Among the old-timers, in a well-settled district that we presently pass through, is a Nova Scotian who has been farming up here for a dozen years. “My grandfather,” he says, “was a United Empire Loyalist. He had been a leading citizen of New York, and lost everything in the revolution. He knew nothing of country life beyond his garden in Manhattan. But he never kicked; he got right down to it, and when some poor West Highlanders came in, more used to fishing than farming, it was the city man that showed them how to build log houses and clear the Nova Scotian forest.
“I thought of him one day, soon after I came up here, when I butted in to a family of newcomers from England. There were three brothers, all university graduates, who had never done a hand’s turn of work except in their sports, I reckon. Now they were trying to work three quarter sections, in partnership.

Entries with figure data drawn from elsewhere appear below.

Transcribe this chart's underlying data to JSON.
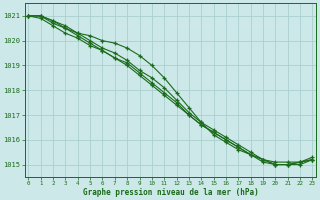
{
  "xlabel": "Graphe pression niveau de la mer (hPa)",
  "ylabel": "",
  "xlim": [
    -0.3,
    23.3
  ],
  "ylim": [
    1014.5,
    1021.5
  ],
  "yticks": [
    1015,
    1016,
    1017,
    1018,
    1019,
    1020,
    1021
  ],
  "xticks": [
    0,
    1,
    2,
    3,
    4,
    5,
    6,
    7,
    8,
    9,
    10,
    11,
    12,
    13,
    14,
    15,
    16,
    17,
    18,
    19,
    20,
    21,
    22,
    23
  ],
  "background_color": "#cce8e8",
  "grid_color": "#aacfcf",
  "line_color": "#1a6b1a",
  "series": [
    [
      1021.0,
      1021.0,
      1020.8,
      1020.5,
      1020.2,
      1019.9,
      1019.6,
      1019.3,
      1019.0,
      1018.6,
      1018.2,
      1017.8,
      1017.4,
      1017.0,
      1016.6,
      1016.3,
      1016.0,
      1015.7,
      1015.4,
      1015.2,
      1015.0,
      1015.0,
      1015.1,
      1015.2
    ],
    [
      1021.0,
      1021.0,
      1020.8,
      1020.6,
      1020.3,
      1020.0,
      1019.7,
      1019.5,
      1019.2,
      1018.8,
      1018.5,
      1018.1,
      1017.6,
      1017.1,
      1016.7,
      1016.4,
      1016.1,
      1015.8,
      1015.5,
      1015.2,
      1015.0,
      1015.0,
      1015.0,
      1015.2
    ],
    [
      1021.0,
      1020.9,
      1020.6,
      1020.3,
      1020.1,
      1019.8,
      1019.6,
      1019.3,
      1019.1,
      1018.7,
      1018.3,
      1017.9,
      1017.5,
      1017.0,
      1016.6,
      1016.3,
      1016.0,
      1015.7,
      1015.4,
      1015.1,
      1015.0,
      1015.0,
      1015.1,
      1015.2
    ],
    [
      1021.0,
      1021.0,
      1020.7,
      1020.5,
      1020.3,
      1020.2,
      1020.0,
      1019.9,
      1019.7,
      1019.4,
      1019.0,
      1018.5,
      1017.9,
      1017.3,
      1016.7,
      1016.2,
      1015.9,
      1015.6,
      1015.4,
      1015.2,
      1015.1,
      1015.1,
      1015.1,
      1015.3
    ]
  ]
}
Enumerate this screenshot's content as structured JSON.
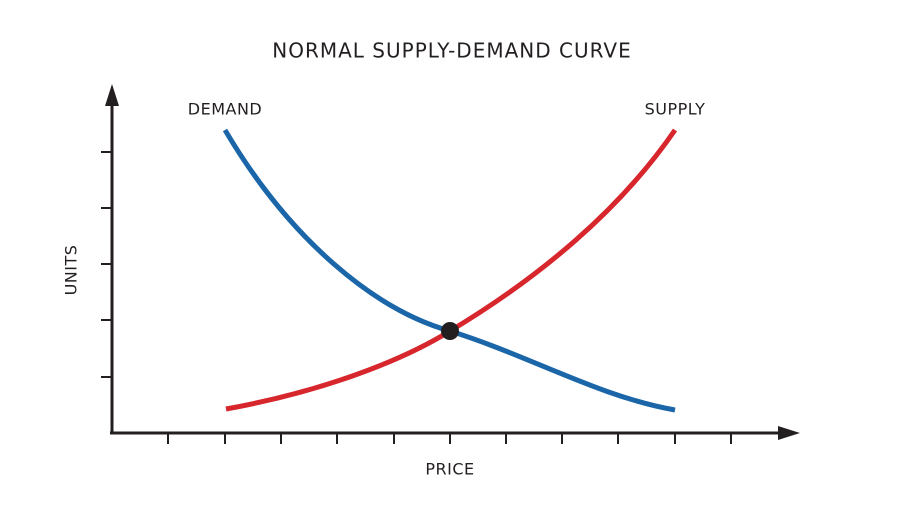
{
  "title": "NORMAL SUPPLY-DEMAND CURVE",
  "x_axis": {
    "label": "PRICE"
  },
  "y_axis": {
    "label": "UNITS"
  },
  "curves": [
    {
      "label": "DEMAND"
    },
    {
      "label": "SUPPLY"
    }
  ]
}
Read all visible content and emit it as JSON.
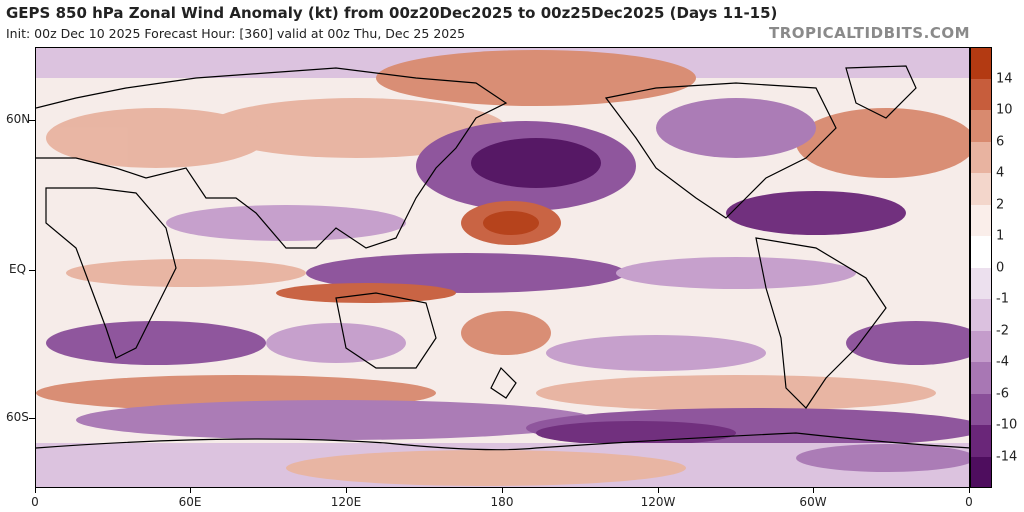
{
  "header": {
    "title": "GEPS 850 hPa Zonal Wind Anomaly (kt) from 00z20Dec2025 to 00z25Dec2025 (Days 11-15)",
    "subtitle": "Init: 00z Dec 10 2025   Forecast Hour: [360]   valid at 00z Thu, Dec 25 2025",
    "brand": "TROPICALTIDBITS.COM"
  },
  "axes": {
    "y_labels": [
      "60N",
      "EQ",
      "60S"
    ],
    "x_labels": [
      "0",
      "60E",
      "120E",
      "180",
      "120W",
      "60W",
      "0"
    ]
  },
  "colorbar": {
    "labels": [
      "14",
      "10",
      "6",
      "4",
      "2",
      "1",
      "0",
      "-1",
      "-2",
      "-4",
      "-6",
      "-10",
      "-14"
    ],
    "colors": [
      "#b33a12",
      "#c75d3c",
      "#d88a6f",
      "#e8b3a0",
      "#f3d6cb",
      "#faeeea",
      "#ffffff",
      "#ece0ee",
      "#dbc1df",
      "#c49ccb",
      "#a877b4",
      "#8a4f99",
      "#6a2679",
      "#4e0d5e"
    ]
  },
  "map": {
    "ocean_base": "#f6ece9",
    "coast_color": "#000000"
  }
}
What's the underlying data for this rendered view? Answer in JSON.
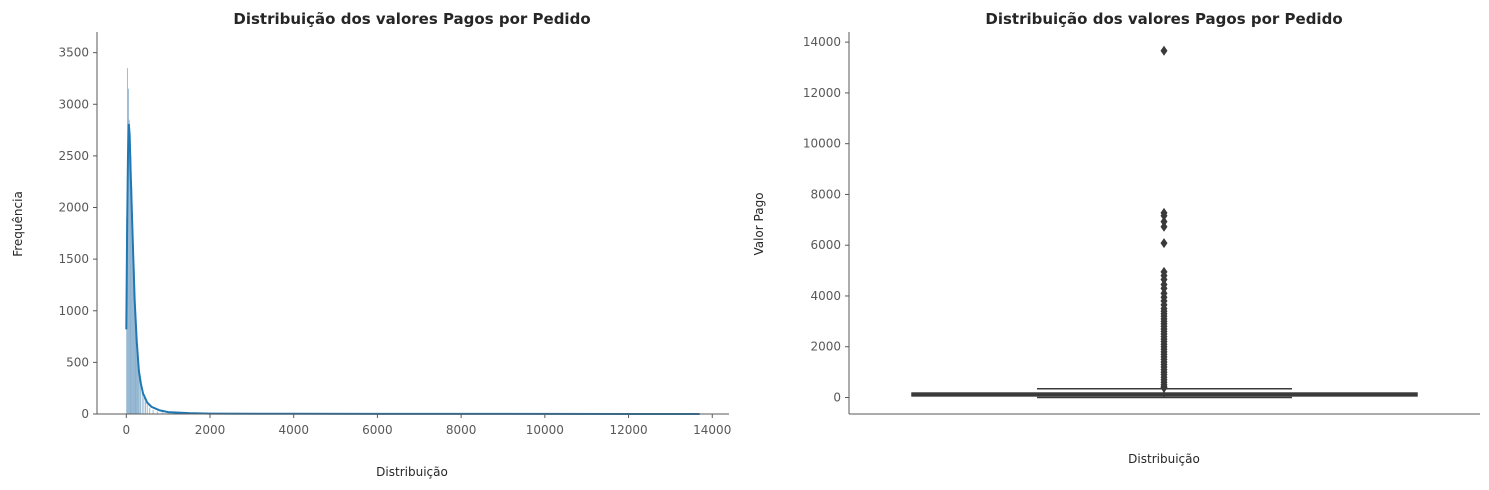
{
  "chart_data": [
    {
      "type": "histogram",
      "title": "Distribuição dos valores Pagos por Pedido",
      "xlabel": "Distribuição",
      "ylabel": "Frequência",
      "xlim": [
        -700,
        14400
      ],
      "ylim": [
        0,
        3700
      ],
      "xticks": [
        0,
        2000,
        4000,
        6000,
        8000,
        10000,
        12000,
        14000
      ],
      "yticks": [
        0,
        500,
        1000,
        1500,
        2000,
        2500,
        3000,
        3500
      ],
      "xtick_labels": [
        "0",
        "2000",
        "4000",
        "6000",
        "8000",
        "10000",
        "12000",
        "14000"
      ],
      "ytick_labels": [
        "0",
        "500",
        "1000",
        "1500",
        "2000",
        "2500",
        "3000",
        "3500"
      ],
      "bar_color": "#7fa8c9",
      "kde_color": "#1f77b4",
      "bins": [
        {
          "x": 10,
          "count": 1900
        },
        {
          "x": 30,
          "count": 3350
        },
        {
          "x": 50,
          "count": 3150
        },
        {
          "x": 70,
          "count": 2850
        },
        {
          "x": 90,
          "count": 2700
        },
        {
          "x": 110,
          "count": 2500
        },
        {
          "x": 130,
          "count": 2200
        },
        {
          "x": 150,
          "count": 1900
        },
        {
          "x": 170,
          "count": 1650
        },
        {
          "x": 190,
          "count": 1400
        },
        {
          "x": 210,
          "count": 1150
        },
        {
          "x": 230,
          "count": 950
        },
        {
          "x": 250,
          "count": 750
        },
        {
          "x": 270,
          "count": 600
        },
        {
          "x": 290,
          "count": 480
        },
        {
          "x": 310,
          "count": 380
        },
        {
          "x": 340,
          "count": 300
        },
        {
          "x": 380,
          "count": 230
        },
        {
          "x": 420,
          "count": 170
        },
        {
          "x": 460,
          "count": 120
        },
        {
          "x": 500,
          "count": 90
        },
        {
          "x": 560,
          "count": 60
        },
        {
          "x": 640,
          "count": 40
        },
        {
          "x": 740,
          "count": 25
        },
        {
          "x": 860,
          "count": 15
        },
        {
          "x": 1000,
          "count": 10
        },
        {
          "x": 1300,
          "count": 6
        },
        {
          "x": 1700,
          "count": 4
        },
        {
          "x": 2500,
          "count": 2
        },
        {
          "x": 4000,
          "count": 1
        },
        {
          "x": 7000,
          "count": 1
        },
        {
          "x": 13600,
          "count": 1
        }
      ],
      "bin_width": 20,
      "kde": [
        [
          0,
          820
        ],
        [
          20,
          1800
        ],
        [
          40,
          2500
        ],
        [
          60,
          2810
        ],
        [
          80,
          2700
        ],
        [
          100,
          2400
        ],
        [
          130,
          2000
        ],
        [
          160,
          1600
        ],
        [
          200,
          1100
        ],
        [
          250,
          700
        ],
        [
          300,
          420
        ],
        [
          350,
          290
        ],
        [
          400,
          200
        ],
        [
          500,
          110
        ],
        [
          600,
          70
        ],
        [
          800,
          35
        ],
        [
          1000,
          18
        ],
        [
          1500,
          8
        ],
        [
          2000,
          4
        ],
        [
          4000,
          2
        ],
        [
          8000,
          1
        ],
        [
          13700,
          0
        ]
      ]
    },
    {
      "type": "box",
      "title": "Distribuição dos valores Pagos por Pedido",
      "xlabel": "Distribuição",
      "ylabel": "Valor Pago",
      "ylim": [
        -650,
        14400
      ],
      "yticks": [
        0,
        2000,
        4000,
        6000,
        8000,
        10000,
        12000,
        14000
      ],
      "ytick_labels": [
        "0",
        "2000",
        "4000",
        "6000",
        "8000",
        "10000",
        "12000",
        "14000"
      ],
      "box_color": "#3a3a3a",
      "q1": 62,
      "median": 108,
      "q3": 176,
      "whisker_low": 0,
      "whisker_high": 345,
      "outliers": [
        13660,
        7275,
        7160,
        6930,
        6725,
        6080,
        4950,
        4800,
        4650,
        4450,
        4300,
        4100,
        3950,
        3800,
        3650,
        3500,
        3400,
        3300,
        3200,
        3100,
        3000,
        2900,
        2800,
        2700,
        2600,
        2500,
        2400,
        2300,
        2200,
        2100,
        2000,
        1900,
        1800,
        1700,
        1600,
        1500,
        1400,
        1300,
        1200,
        1100,
        1000,
        900,
        800,
        700,
        600,
        500,
        420,
        380
      ]
    }
  ]
}
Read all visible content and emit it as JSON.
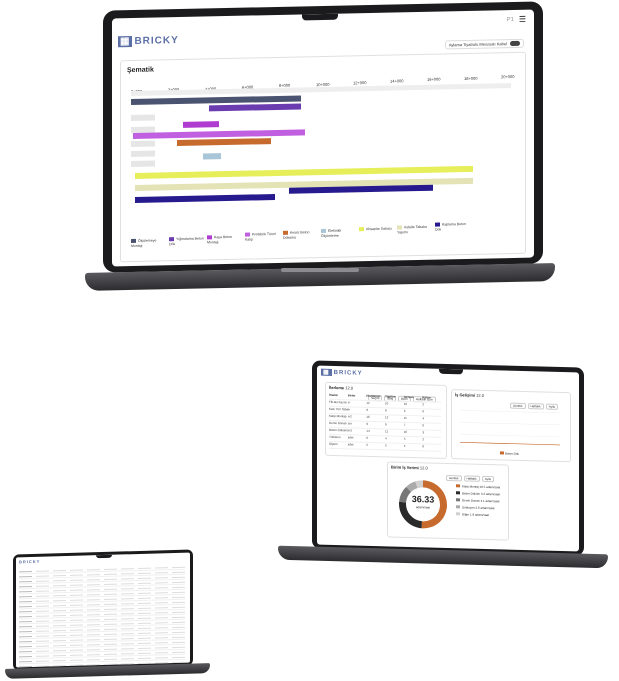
{
  "laptop_large": {
    "header": {
      "logo_text": "BRICKY",
      "page_indicator": "P1",
      "toggle_label": "Aylama Tiyatrolu Mevzuatı Kabel"
    },
    "schematic": {
      "title": "Şematik",
      "ticks": [
        "0+000",
        "2+000",
        "4+000",
        "6+000",
        "8+000",
        "10+000",
        "12+000",
        "14+000",
        "16+000",
        "18+000",
        "20+000"
      ],
      "legend": [
        {
          "label": "Ölçülemeye Montajı",
          "color": "#4a5470"
        },
        {
          "label": "Yığmalama Beton Dök",
          "color": "#6b3bb0"
        },
        {
          "label": "Kaya Beton Montajı",
          "color": "#b03bd0"
        },
        {
          "label": "Prefabrik Tünel Kalıp",
          "color": "#c060e0"
        },
        {
          "label": "Kesici Beton Dökümü",
          "color": "#c76a2e"
        },
        {
          "label": "Elektrikli Ölçümleme",
          "color": "#a9c6d8"
        },
        {
          "label": "Ahşaplar Sahaşı",
          "color": "#e6ee5a"
        },
        {
          "label": "Asfalte Tabaka Yapımı",
          "color": "#e3e3b6"
        },
        {
          "label": "Kaplama Beton Dök",
          "color": "#261a8e"
        }
      ]
    }
  },
  "laptop_mid": {
    "header": {
      "logo_text": "BRICKY"
    },
    "table_card": {
      "title": "İlerleme",
      "date": "12.0",
      "chips": [
        "Seçim",
        "Bitiş",
        "Birim",
        "Haftalık Gün"
      ],
      "columns": [
        "İmalat",
        "Birim",
        "Planlanan",
        "Yapılan",
        "Gerçek",
        "Kalan"
      ],
      "rows": [
        [
          "Filt.tas Kazısı",
          "m",
          "12",
          "10",
          "10",
          "2"
        ],
        [
          "Kazı Yeri Tabaka",
          "m",
          "8",
          "8",
          "9",
          "0"
        ],
        [
          "Kalıp Montajı",
          "m2",
          "16",
          "12",
          "11",
          "4"
        ],
        [
          "Demir Donatı",
          "ton",
          "9",
          "9",
          "7",
          "0"
        ],
        [
          "Beton Dökümü",
          "m3",
          "14",
          "11",
          "10",
          "3"
        ],
        [
          "Yükleme",
          "adet",
          "6",
          "4",
          "5",
          "2"
        ],
        [
          "Ölçüm",
          "adet",
          "5",
          "5",
          "4",
          "0"
        ]
      ]
    },
    "line_card": {
      "title": "İş Gelişimi",
      "date": "12.0",
      "chips": [
        "Günlük",
        "Haftalık",
        "Aylık"
      ],
      "legend_label": "Beton Dök"
    },
    "donut_card": {
      "title": "Birim İş Verimi",
      "date": "12.0",
      "chips": [
        "Günlük",
        "Haftalık",
        "Aylık"
      ],
      "value": "36.33",
      "unit": "adam/saat",
      "legend": [
        {
          "label": "Kalıp Montaj 18.5 adam/saat",
          "color": "#c76a2e"
        },
        {
          "label": "Beton Döküm 9.2 adam/saat",
          "color": "#2a2a2a"
        },
        {
          "label": "Demir Donatı 4.1 adam/saat",
          "color": "#777777"
        },
        {
          "label": "İzolasyon 2.6 adam/saat",
          "color": "#aaaaaa"
        },
        {
          "label": "Diğer 1.9 adam/saat",
          "color": "#d0d0d0"
        }
      ],
      "chart_segments": [
        {
          "name": "Kalıp Montaj",
          "value": 18.5,
          "color": "#c76a2e"
        },
        {
          "name": "Beton Döküm",
          "value": 9.2,
          "color": "#2a2a2a"
        },
        {
          "name": "Demir Donatı",
          "value": 4.1,
          "color": "#777777"
        },
        {
          "name": "İzolasyon",
          "value": 2.6,
          "color": "#aaaaaa"
        },
        {
          "name": "Diğer",
          "value": 1.9,
          "color": "#d0d0d0"
        }
      ]
    }
  },
  "laptop_small": {
    "header": {
      "logo_text": "BRICKY"
    }
  }
}
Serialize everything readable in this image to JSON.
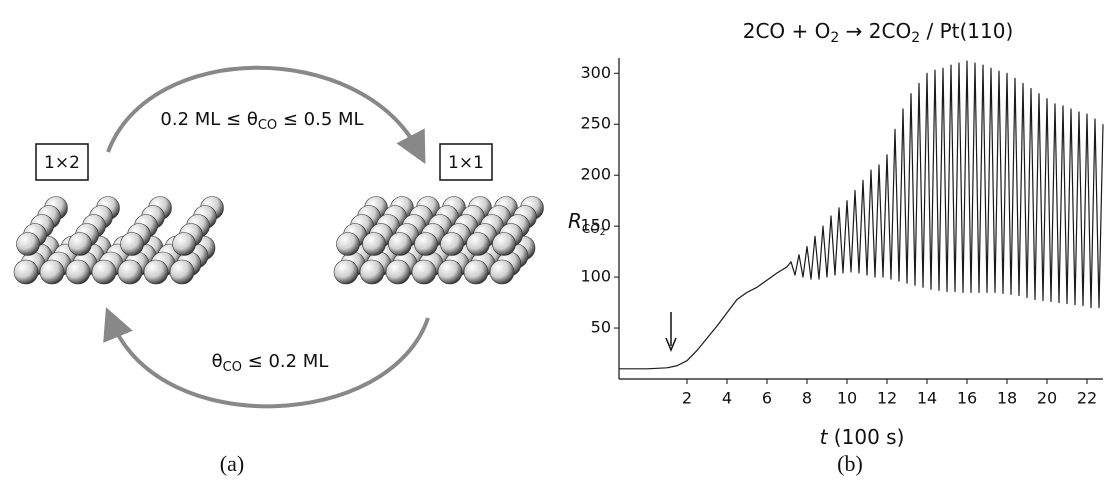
{
  "panel_a": {
    "left_label": "1×2",
    "right_label": "1×1",
    "top_condition": {
      "before": "0.2 ML ≤ θ",
      "sub": "CO",
      "after": " ≤ 0.5 ML"
    },
    "bottom_condition": {
      "before": "θ",
      "sub": "CO",
      "after": " ≤ 0.2 ML"
    },
    "caption": "(a)"
  },
  "chart_data": {
    "type": "line",
    "title": {
      "parts": [
        "2CO + O",
        "2",
        " → 2CO",
        "2",
        " / Pt(110)"
      ]
    },
    "y_label": {
      "main": "R",
      "sub": "CO",
      "subsub": "2"
    },
    "x_label": {
      "var": "t",
      "unit": " (100 s)"
    },
    "caption": "(b)",
    "color": "#1a1a1a",
    "xlim": [
      -1.4,
      22.8
    ],
    "ylim": [
      0,
      315
    ],
    "xticks": [
      2,
      4,
      6,
      8,
      10,
      12,
      14,
      16,
      18,
      20,
      22
    ],
    "yticks": [
      50,
      100,
      150,
      200,
      250,
      300
    ],
    "x": [
      -1.4,
      0,
      1,
      1.5,
      2,
      2.5,
      3,
      3.5,
      4,
      4.5,
      5,
      5.5,
      6,
      6.5,
      7,
      7.2,
      7.4,
      7.6,
      7.8,
      8.0,
      8.2,
      8.4,
      8.6,
      8.8,
      9.0,
      9.2,
      9.4,
      9.6,
      9.8,
      10.0,
      10.2,
      10.4,
      10.6,
      10.8,
      11.0,
      11.2,
      11.4,
      11.6,
      11.8,
      12.0,
      12.2,
      12.4,
      12.6,
      12.8,
      13.0,
      13.2,
      13.4,
      13.6,
      13.8,
      14.0,
      14.2,
      14.4,
      14.6,
      14.8,
      15.0,
      15.2,
      15.4,
      15.6,
      15.8,
      16.0,
      16.2,
      16.4,
      16.6,
      16.8,
      17.0,
      17.2,
      17.4,
      17.6,
      17.8,
      18.0,
      18.2,
      18.4,
      18.6,
      18.8,
      19.0,
      19.2,
      19.4,
      19.6,
      19.8,
      20.0,
      20.2,
      20.4,
      20.6,
      20.8,
      21.0,
      21.2,
      21.4,
      21.6,
      21.8,
      22.0,
      22.2,
      22.4,
      22.6,
      22.8
    ],
    "values": [
      10,
      10,
      11,
      13,
      18,
      28,
      40,
      52,
      65,
      78,
      85,
      90,
      97,
      104,
      110,
      115,
      102,
      122,
      100,
      130,
      98,
      140,
      98,
      150,
      100,
      160,
      102,
      168,
      104,
      175,
      105,
      185,
      104,
      195,
      102,
      205,
      100,
      210,
      100,
      220,
      98,
      245,
      96,
      265,
      94,
      280,
      92,
      290,
      90,
      300,
      88,
      303,
      87,
      305,
      86,
      308,
      86,
      310,
      85,
      312,
      85,
      310,
      85,
      308,
      85,
      305,
      85,
      302,
      84,
      300,
      83,
      295,
      82,
      290,
      80,
      285,
      78,
      280,
      77,
      275,
      76,
      270,
      75,
      268,
      74,
      265,
      73,
      262,
      72,
      260,
      70,
      255,
      70,
      250
    ]
  }
}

They weren’t baching it like some high-toned ‘remittance men’ I’ve seen, who wouldn’t sweep out the shack or make a bed once in a year, for all the elegant way they’d been raised. No; one of them had a wife, and, though she’d been used to servants doing everything, she got down to it like a good one and kept the house as clean as her baby. But the men were trying to farm before they learnt how, which is a mistake.
“Well, I saw one of them plowing with a team of oxen, and there was something wrong with the plow and he couldn’t find out what, let alone make a straight furrow. The others were picking up stones and carrying them quite a ways, and the skin was almost flayed off their tender hands. I fixed the plow, and told ’em to wear gloves, and helped ’em make a stone-boat. Of course they must have me stay for supper—dinner, they called it. I opened my eyes, I tell you, when they all came to supper dolled up in evening dress, London style; and her ladyship served up a dinner to match, winding up with black coffee and cigars. But they didn’t let their ‘style’ interfere with their work. That first year they broke 200 acres and had the luck to raise enough wheat for seed, besides oats enough for four horses; and the second year they had a splendid crop. There never was any doubt about their success, from the word go. They were good mixers—no starch, except in their shirts—they made themselves liked; and to-day, if you please, it’s those city boys that show half the newcomers around them how to live in the West.”